- The industry’s closing stock as at the end of September seen at 10 million tonnes
- Bountiful sugar output in India in the current 2019/20 season will leave around 6 million tonnes of surplus for the next year
- Mills are likely to produce 26.5 million tonnes of sugar in 2019/20, 1.92% more than the November forecast of 26 million tonnes
- Annual sugar consumption in India, the world’s second largest producer after Brazil, is about 26 million tonnes
- Prospects finalised of ethanol supply for blending with petrol, the industry body said 61.63 crore litres of ethanol made from B-heavy molasses and 10.60 crore litres ethanol made from sugarcane juice have been finalised from the first tender.
Indian Sugar Mills Association, the apex body of sugar producing companies, upgraded marginally its sugar production estimate to 26.5 million tonnes of sugar for the October 2019-September 2020 sugar season; based on the study of satellite images.
These are satellite images of harvested and balance area, trend of yields and sugar recoveries achieved till now, as also expected yield/sugar recovery in the balance period of the sugar season. “There was an agreement that sugar production during 2019-20 would be slightly more at 26.5 million tonnes than the 26 million tonnes estimated by ISMA in November 2019,” it said in a release.
Bountiful sugar output in India, also the world’s No. 1 consumer, in the current 2019/20 season will leave around 6 million tonnes of surplus for the next year beginning October 2019, the Indian Sugar Mills Association (ISMA) said in a release statement.
As per the second advance estimates, other states including Tamil Nadu, Gujarat, Andhra Pradesh and Telangana, Bihar, Punjab, Haryana, Madhya Pradesh, Chattisgarh, Odisha and Uttarakhand are collectively expected to produce about 5.2 million tonne this year.
On ethanol supply for blending with petrol, the industry body said 61.63 crore litres of ethanol made from B-heavy molasses and 10.60 crore litres ethanol made from sugarcane juice have been finalised from the first tender.
Another tender is under finalisation and is expected that some more ethanol supplies would be contracted, including ethanol from B-heavy molasses and sugarcane juice.

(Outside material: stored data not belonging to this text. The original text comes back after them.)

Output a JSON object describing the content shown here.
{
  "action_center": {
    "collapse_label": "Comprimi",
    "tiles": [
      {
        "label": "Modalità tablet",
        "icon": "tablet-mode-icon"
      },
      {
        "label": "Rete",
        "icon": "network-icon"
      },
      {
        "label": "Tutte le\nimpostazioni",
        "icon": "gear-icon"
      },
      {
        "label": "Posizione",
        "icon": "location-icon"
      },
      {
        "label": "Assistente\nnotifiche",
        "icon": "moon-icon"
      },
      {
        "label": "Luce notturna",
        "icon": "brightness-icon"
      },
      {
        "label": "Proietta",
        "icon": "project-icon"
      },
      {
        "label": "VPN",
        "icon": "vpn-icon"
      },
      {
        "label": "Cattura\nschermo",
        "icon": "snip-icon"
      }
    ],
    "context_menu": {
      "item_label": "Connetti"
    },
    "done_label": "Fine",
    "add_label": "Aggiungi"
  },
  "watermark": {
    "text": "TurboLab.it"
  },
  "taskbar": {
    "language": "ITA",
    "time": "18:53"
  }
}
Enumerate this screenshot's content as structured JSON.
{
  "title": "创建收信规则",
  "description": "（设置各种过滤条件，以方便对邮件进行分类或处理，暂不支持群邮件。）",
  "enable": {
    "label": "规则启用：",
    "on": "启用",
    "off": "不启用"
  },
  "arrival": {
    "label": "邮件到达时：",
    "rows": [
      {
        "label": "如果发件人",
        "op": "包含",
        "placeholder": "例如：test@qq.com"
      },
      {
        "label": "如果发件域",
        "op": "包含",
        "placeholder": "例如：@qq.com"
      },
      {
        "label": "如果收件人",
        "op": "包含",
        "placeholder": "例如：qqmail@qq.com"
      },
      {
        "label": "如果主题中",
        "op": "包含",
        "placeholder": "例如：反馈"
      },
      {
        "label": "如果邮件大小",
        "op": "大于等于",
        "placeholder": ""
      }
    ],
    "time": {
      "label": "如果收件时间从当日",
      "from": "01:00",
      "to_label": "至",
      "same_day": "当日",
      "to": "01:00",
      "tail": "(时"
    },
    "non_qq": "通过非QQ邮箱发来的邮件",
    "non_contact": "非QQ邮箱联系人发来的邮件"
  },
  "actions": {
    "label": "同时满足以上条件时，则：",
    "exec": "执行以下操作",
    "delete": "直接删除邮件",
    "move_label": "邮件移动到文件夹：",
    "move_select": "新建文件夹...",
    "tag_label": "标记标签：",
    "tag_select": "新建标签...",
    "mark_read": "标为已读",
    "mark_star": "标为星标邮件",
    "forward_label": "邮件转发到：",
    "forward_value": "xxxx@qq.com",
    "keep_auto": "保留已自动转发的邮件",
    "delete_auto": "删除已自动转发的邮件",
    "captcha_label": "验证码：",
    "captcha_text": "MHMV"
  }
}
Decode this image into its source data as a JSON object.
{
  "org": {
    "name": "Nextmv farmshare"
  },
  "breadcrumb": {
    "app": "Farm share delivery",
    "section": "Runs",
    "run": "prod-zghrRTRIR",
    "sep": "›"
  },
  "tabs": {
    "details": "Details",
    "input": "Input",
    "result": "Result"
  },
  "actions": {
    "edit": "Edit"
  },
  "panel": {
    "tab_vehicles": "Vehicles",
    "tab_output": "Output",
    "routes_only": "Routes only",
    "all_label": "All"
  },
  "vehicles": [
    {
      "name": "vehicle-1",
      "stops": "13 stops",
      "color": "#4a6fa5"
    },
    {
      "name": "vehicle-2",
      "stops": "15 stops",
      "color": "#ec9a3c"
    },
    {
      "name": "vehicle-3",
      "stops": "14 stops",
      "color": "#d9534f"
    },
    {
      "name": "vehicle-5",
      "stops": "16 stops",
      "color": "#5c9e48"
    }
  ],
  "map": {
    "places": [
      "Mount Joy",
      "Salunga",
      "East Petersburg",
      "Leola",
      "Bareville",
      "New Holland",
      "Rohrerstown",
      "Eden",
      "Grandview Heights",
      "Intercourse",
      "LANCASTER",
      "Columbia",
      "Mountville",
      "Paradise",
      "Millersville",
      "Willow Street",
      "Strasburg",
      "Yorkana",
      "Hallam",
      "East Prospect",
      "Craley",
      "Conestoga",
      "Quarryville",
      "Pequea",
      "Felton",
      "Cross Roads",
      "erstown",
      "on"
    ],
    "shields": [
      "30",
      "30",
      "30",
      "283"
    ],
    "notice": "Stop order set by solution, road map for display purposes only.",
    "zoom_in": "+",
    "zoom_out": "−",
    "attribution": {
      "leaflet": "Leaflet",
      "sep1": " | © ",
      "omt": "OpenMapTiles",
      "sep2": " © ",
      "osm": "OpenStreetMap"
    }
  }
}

The estimate is made after considering a reduction in sugar output due to more production of ethanol by way of diversion of heavy molasses and sugarcane juice.
Mills in UP are expected to produce a total of about 11.8 million tonnes, similar to the previous year. The bigger fall will be in Maharashtra, where production is estimated at about 6.2 million tonnes, against 10.72 million tonnes produced in 2018-19.
The third major sugar-producing state, Karnataka, is expected to produce about 3.3 million tonnes, against 4.43 million tonnes in 2018-19.
ISMA has estimated sugar exports this season at 5 million tonnes. Yesterday, it cancelled part of the quota allocated to mills, saying they failed to export according to the quota given to them.
However, this is seen as a good move in promoting overall exports because these quotas have been reallocated to those mills that have been able to use their quota. But some quarters see red in the way quotas have been cancelled.
According to them, the earlier circular was vague in terms of timeline given to complete exports. “Had that been categorically mentioned they would have hastened the export process,” said an industry source.
“According to the letter of intent for ethanol supply in 2019-20, contracts for supply of ethanol during 2019-20 made from heavy molasses and sugarcane juice, is 616.3 million litres and 106 million litres, respectively. Another tender is under finalisation and it is expected that some more ethanol supplies would be contracted, including ethanol from heavy molasses and sugarcane juice,” ISMA stated.
With an opening stock of 14.5 million tonnes on October 1, 2019, domestic consumption of 26 million tonnes, sugar exports of over 5 million tonnes and an estimated production of 26.5 million tonnes, the closing stocks as on September 30, 2020, is expected to be lower at around 10 million tonnes.
“If the government continues with its buffer stocks of 4 million tonnes next year, too, the net available sugar balance for market sale will be around 6 million tonnes, which is considered reasonable,” said ISMA.